Будем ночью и днем мы на страже стоять —

И верхом на коне и с оружием в руках

Нашу жизнь, и честь, и добро защищать.

Заявили — свершили: во мраке ночей

Их найдешь ты на страже садов и полей.

И встречая таких,

Говорили о них:

Что за странные люди! Кто их поймет?

    Создают «Гашомер»[32],

    Их и страх не берет.

    Что за странный,

    Действительно странный народ!

И сказали: Чужбина нам домом была,

Речь чужая в устах наших братьев звучит, —

Мы отныне едины в стране, как скала.

Как один, перейдем на родной наш «иврит».

Тот язык в старых книгах обрел свой покой,

Но они говорили на нем меж собой.

И встречая таких.

Говорили о них:

Что за странные люди! Кто их поймет?

    Разговор на «иврите»

    До чего доведет?

    Что за странный,

    Действительно странный народ!

И сказали они: мы «квуцу»[33] создаем

И мы жить будем вместе семьей трудовой:

Поле вместе засеем, и то что пожнем,

Словно братья, поделим мы между собой.

Так сказали, покинув покой и уют,

И Кинерет[34] и Дганью[35] они создают.

И встречая таких,

Говорили о них:

Что за странные люди! Кто их поймет?

    Создают «квуцу» Дганью,

    На чем строят расчет?

    Что за странный,

    Действительно странный народ!

Не пророки они, но им ясен их путь:

Воскресит наш народ авангардная рать,

Если сможет скитания пыль отряхнуть,

Чтобы стать за станок, целину поднимать.

И сказали они: знаем, время придет,

Снова сеять и строить начнет наш народ.

И встречая таких,

Говорили о них:

Что за странные люди! Кто их поймет?

    Опьяненье мечтой

    До чего доведет?

    Что за странный,

    Действительно странный народ!

А теперь, озирая свой праведный труд,

Они видят заводы на полном ходу,

В новых селах крестьяне и косят и жнут,

На границах страны — наш солдат на посту.

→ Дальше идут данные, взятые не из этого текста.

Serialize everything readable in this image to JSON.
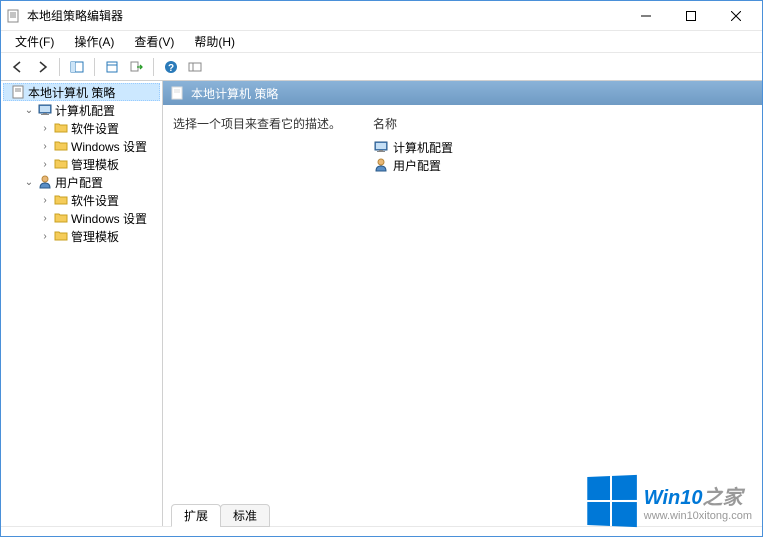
{
  "window": {
    "title": "本地组策略编辑器"
  },
  "menu": {
    "file": "文件(F)",
    "action": "操作(A)",
    "view": "查看(V)",
    "help": "帮助(H)"
  },
  "tree": {
    "root": "本地计算机 策略",
    "computer": "计算机配置",
    "user": "用户配置",
    "software": "软件设置",
    "windows": "Windows 设置",
    "admin": "管理模板"
  },
  "header": {
    "title": "本地计算机 策略"
  },
  "details": {
    "description": "选择一个项目来查看它的描述。",
    "name_header": "名称",
    "items": {
      "computer": "计算机配置",
      "user": "用户配置"
    }
  },
  "tabs": {
    "extended": "扩展",
    "standard": "标准"
  },
  "watermark": {
    "brand_main": "Win10",
    "brand_suffix": "之家",
    "url": "www.win10xitong.com"
  }
}
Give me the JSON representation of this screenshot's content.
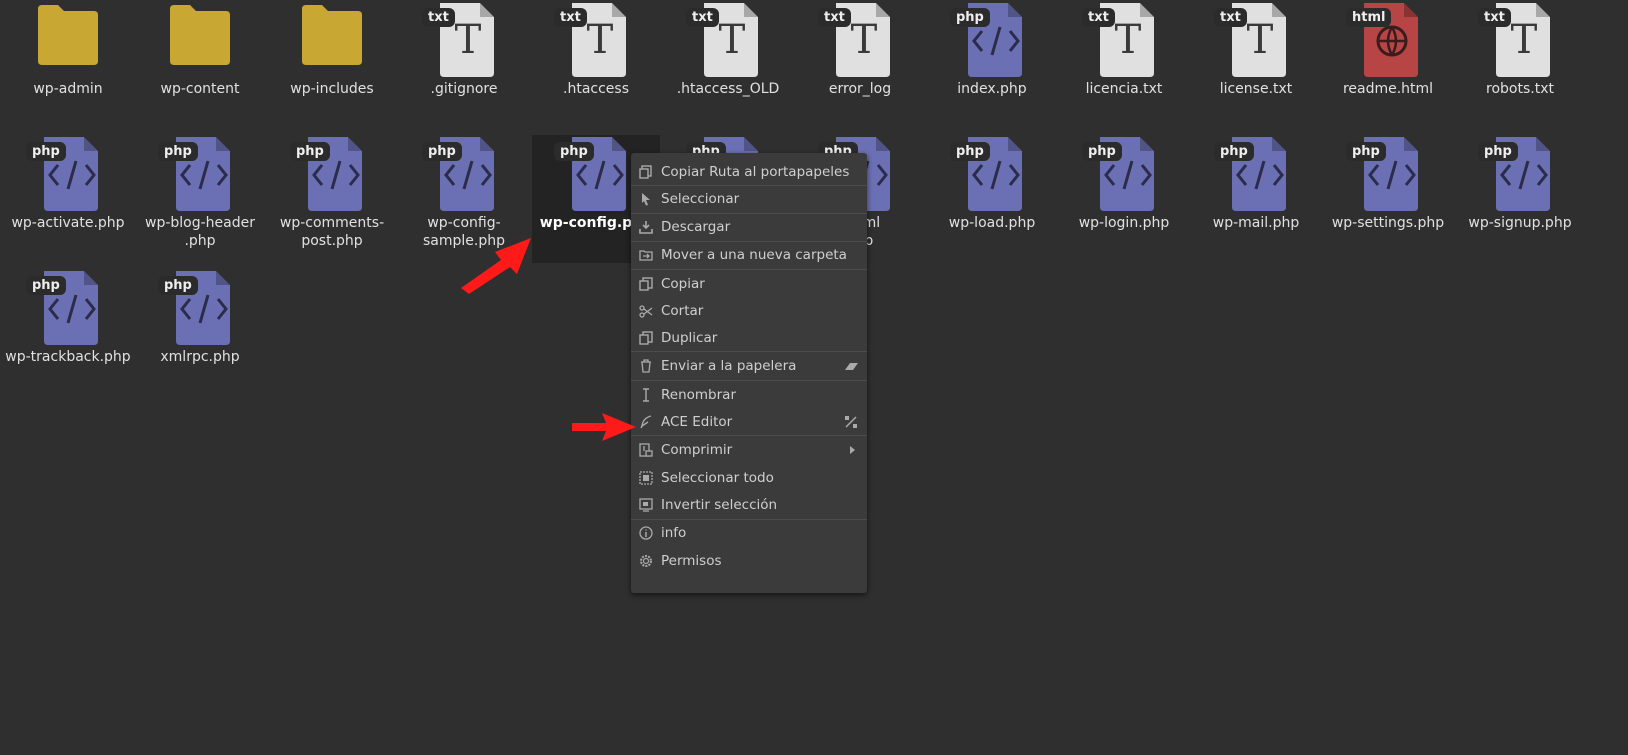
{
  "files": [
    {
      "name": "wp-admin",
      "type": "folder"
    },
    {
      "name": "wp-content",
      "type": "folder"
    },
    {
      "name": "wp-includes",
      "type": "folder"
    },
    {
      "name": ".gitignore",
      "type": "txt"
    },
    {
      "name": ".htaccess",
      "type": "txt"
    },
    {
      "name": ".htaccess_OLD",
      "type": "txt"
    },
    {
      "name": "error_log",
      "type": "txt"
    },
    {
      "name": "index.php",
      "type": "php"
    },
    {
      "name": "licencia.txt",
      "type": "txt"
    },
    {
      "name": "license.txt",
      "type": "txt"
    },
    {
      "name": "readme.html",
      "type": "html"
    },
    {
      "name": "robots.txt",
      "type": "txt"
    },
    {
      "name": "wp-activate.php",
      "type": "php"
    },
    {
      "name": "wp-blog-header\n.php",
      "type": "php"
    },
    {
      "name": "wp-comments-\npost.php",
      "type": "php"
    },
    {
      "name": "wp-config-\nsample.php",
      "type": "php"
    },
    {
      "name": "wp-config.php",
      "type": "php"
    },
    {
      "name": "",
      "type": "php"
    },
    {
      "name": "-opml\nphp",
      "type": "php"
    },
    {
      "name": "wp-load.php",
      "type": "php"
    },
    {
      "name": "wp-login.php",
      "type": "php"
    },
    {
      "name": "wp-mail.php",
      "type": "php"
    },
    {
      "name": "wp-settings.php",
      "type": "php"
    },
    {
      "name": "wp-signup.php",
      "type": "php"
    },
    {
      "name": "wp-trackback.php",
      "type": "php"
    },
    {
      "name": "xmlrpc.php",
      "type": "php"
    }
  ],
  "badges": {
    "txt": "txt",
    "php": "php",
    "html": "html"
  },
  "colors": {
    "folder": "#c8a832",
    "txt": "#e0e0e0",
    "php": "#6b70b4",
    "html": "#b84545",
    "background": "#2f2f2f",
    "arrow": "#ff1a1a"
  },
  "context_menu": {
    "items": [
      {
        "label": "Copiar Ruta al portapapeles",
        "icon": "copy-path-icon"
      },
      {
        "label": "Seleccionar",
        "icon": "cursor-icon"
      },
      {
        "label": "Descargar",
        "icon": "download-icon"
      },
      {
        "label": "Mover a una nueva carpeta",
        "icon": "move-folder-icon"
      },
      {
        "label": "Copiar",
        "icon": "copy-icon"
      },
      {
        "label": "Cortar",
        "icon": "scissors-icon"
      },
      {
        "label": "Duplicar",
        "icon": "duplicate-icon"
      },
      {
        "label": "Enviar a la papelera",
        "icon": "trash-icon",
        "right_icon": "eraser-icon"
      },
      {
        "label": "Renombrar",
        "icon": "text-cursor-icon"
      },
      {
        "label": "ACE Editor",
        "icon": "feather-icon",
        "right_icon": "percent-icon"
      },
      {
        "label": "Comprimir",
        "icon": "archive-icon",
        "right_icon": "submenu-arrow-icon"
      },
      {
        "label": "Seleccionar todo",
        "icon": "select-all-icon"
      },
      {
        "label": "Invertir selección",
        "icon": "invert-selection-icon"
      },
      {
        "label": "info",
        "icon": "info-icon"
      },
      {
        "label": "Permisos",
        "icon": "gear-icon"
      }
    ]
  }
}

И они говорят, видя всюду народ трудовой

Кто мечтал хоть во сне о жизни такой?

И встречая таких,

Вспоминают о них:

Что за странные люди! Кто их поймет?

    Тут такие простые дела…

    Как на ум это им не придет?

    Что за странный,

    Действительно, странный народ!

Серебряное блюдоПер. Р. Моран

«Государство не преподносят народу на серебряном блюде».

Хаим Вейцман

…И наступит покой. И багровое око

Небосвода померкнет в дыму,

И народ,

Всею грудью вздыхая глубоко,

В предвкушении близкого чуда замрет.

Он в сияньи луны простоит до восхода.

В радость, в боль облаченный,

И с первым лучом

Двое — девушка с юношей — выйдут к народу,

Мерным шагом ступая, к плечу плечом.

Молчаливо пройдут они длинной тропою,

Их одежда проста, башмаки тяжелы,

Их тела не отмыты от копоти боя,

Их глаза еще полны и молний и мглы.

Как устали они! Но чело их прекрасно

И росинками юности окроплено,

Подойдут и застынут вблизи… И неясно,

То ли живы они, то ль убиты давно.

И, волнуясь, народ, спросит: «Кто вы?»

И хором

Скажут оба, в засохшей крови и пыли:

«Мы — то блюдо серебряное, на котором

Государство еврейское вам поднесли».

Скажут так и падут. Тень на лица их ляжет.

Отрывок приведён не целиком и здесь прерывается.